LITTLE ROCK, Ark.— The U.S. Fish and Wildlife Service today finally released its national plan to confront white-nose syndrome, a fast-moving disease that has already killed more than 1 million bats in North America. Unfortunately, the plan still lacks specific guidance on how other state and federal agencies should respond to the unprecedented wildlife crisis, and it doesn’t provide any estimate on the amount of money or staff that will be needed.

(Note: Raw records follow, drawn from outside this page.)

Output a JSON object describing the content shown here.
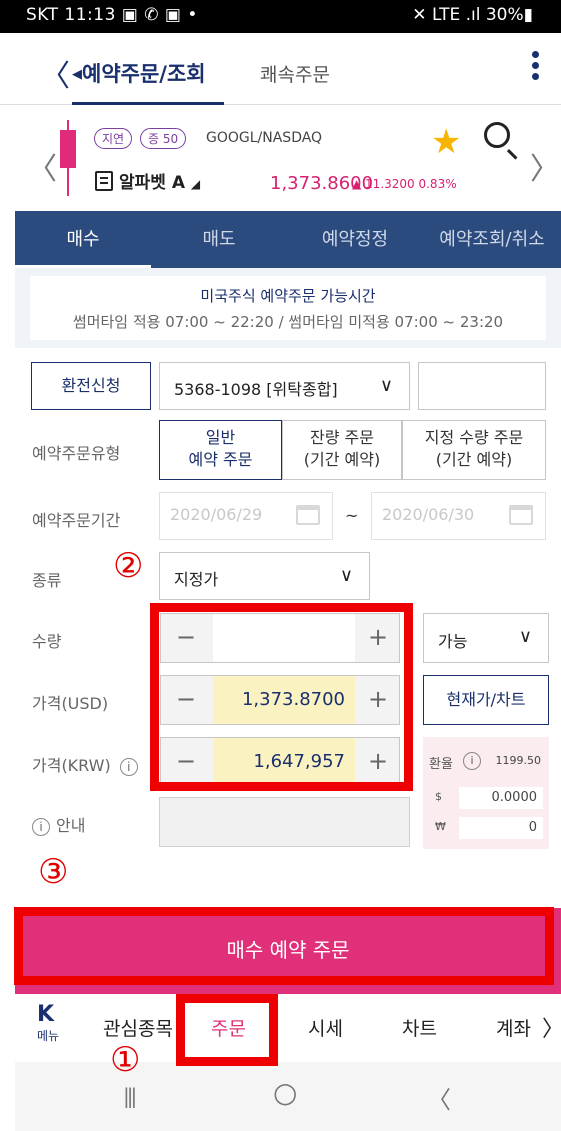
{
  "status_bar": {
    "left": "SKT 11:13 ▣ ✆ ▣ •",
    "right": "✕ LTE .ıl 30%▮"
  },
  "header": {
    "back_symbol": "〈",
    "tab_main_prefix": "◀",
    "tab_main": "예약주문/조회",
    "tab_second": "쾌속주문"
  },
  "stock": {
    "delay_badge": "지연",
    "margin_badge": "증 50",
    "ticker": "GOOGL/NASDAQ",
    "name": "알파벳 A",
    "name_suffix": "◢",
    "price": "1,373.8600",
    "change": "▲ 11.3200  0.83%",
    "star_symbol": "★"
  },
  "order_tabs": [
    "매수",
    "매도",
    "예약정정",
    "예약조회/취소"
  ],
  "notice": {
    "title": "미국주식 예약주문 가능시간",
    "hours": "썸머타임 적용 07:00 ~ 22:20 / 썸머타임 미적용 07:00 ~ 23:20"
  },
  "form": {
    "exchange_btn": "환전신청",
    "account": "5368-1098 [위탁종합]",
    "order_type_label": "예약주문유형",
    "order_types": [
      {
        "l1": "일반",
        "l2": "예약 주문"
      },
      {
        "l1": "잔량 주문",
        "l2": "(기간 예약)"
      },
      {
        "l1": "지정 수량 주문",
        "l2": "(기간 예약)"
      }
    ],
    "period_label": "예약주문기간",
    "period_start": "2020/06/29",
    "period_sep": "~",
    "period_end": "2020/06/30",
    "kind_label": "종류",
    "kind_value": "지정가",
    "qty_label": "수량",
    "qty_value": "",
    "qty_mode": "가능",
    "usd_label": "가격(USD)",
    "usd_value": "1,373.8700",
    "chart_btn": "현재가/차트",
    "krw_label": "가격(KRW)",
    "krw_value": "1,647,957",
    "info_label": "안내",
    "info_icon": "i",
    "minus": "−",
    "plus": "+"
  },
  "fx": {
    "label": "환율",
    "rate": "1199.50",
    "usd_sym": "$",
    "usd_val": "0.0000",
    "krw_sym": "₩",
    "krw_val": "0"
  },
  "annotations": {
    "one": "①",
    "two": "②",
    "three": "③"
  },
  "buy_button": "매수 예약 주문",
  "bottom_nav": {
    "logo": "K",
    "menu": "메뉴",
    "items": [
      "관심종목",
      "주문",
      "시세",
      "차트",
      "계좌"
    ],
    "more": "〉"
  },
  "system_nav": {
    "recent": "|||",
    "home": "○",
    "back": "〈"
  },
  "colors": {
    "navy": "#1a2f6d",
    "tab_bg": "#2b4b7e",
    "pink": "#e0307a",
    "red_annotation": "#ee0000",
    "star": "#f7b400"
  }
}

“White-nose syndrome is wiping out North America’s bats at a nightmarish pace, but the Fish and Wildlife Service response has been hesitant, vague and ultimately not ambitious enough to match the scale of this wildlife disaster,” said Mollie Matteson, a conservation advocate at the Center for Biological Diversity.

Since it was first detected in upstate New York in 2006, white-nose syndrome or the disease-causing fungus has moved into 18 U.S. states and four Canadian provinces. It typically kills 70 percent to 90 percent of bats in an affected colony; sometimes mortality rates reach 100 percent. Biologists fear it is moving west and could eventually push several bat species to extinction.

Bats play a vital role wherever they live. A recent scientific paper on their economic value to agriculture estimated that bats’ nontoxic pest-control services totaled $3.7 billion to $53 billion per year.

“These massive bat dieoffs are a warning we dismiss at our own peril,” Matteson said. “Allowing this deadly disease to spread across the country without a well-funded, coordinated strategy to stop it is a recipe for disaster.”

Although white-nose syndrome has been killing bats for five years, the U.S. Fish and Wildlife Service is only now getting around to releasing a response plan.

“With a disease that moves as fast as white-nose syndrome, the clock is always ticking. Every day of delay is a day the disease can gain a foothold in a new place,” Matteson said.

The Center last year petitioned federal land managers to block nonessential human access to caves and abandoned mines across the lower 48 states in the hopes of stemming the spread of the disease. The fungus spreads from bat to bat, but scientists also believe it can spread on shoes, clothes and climbing equipment when people go from one cave to another. While there have been widespread cave closures in the eastern United States, land managers in the West have yet to take similar, large-scale steps.

The Center has also called for dramatic increases in federal funding to research the cause of, and possible cures for, the disease; it has petitioned the government to provide federal protections for some of the most vulnerable bat species.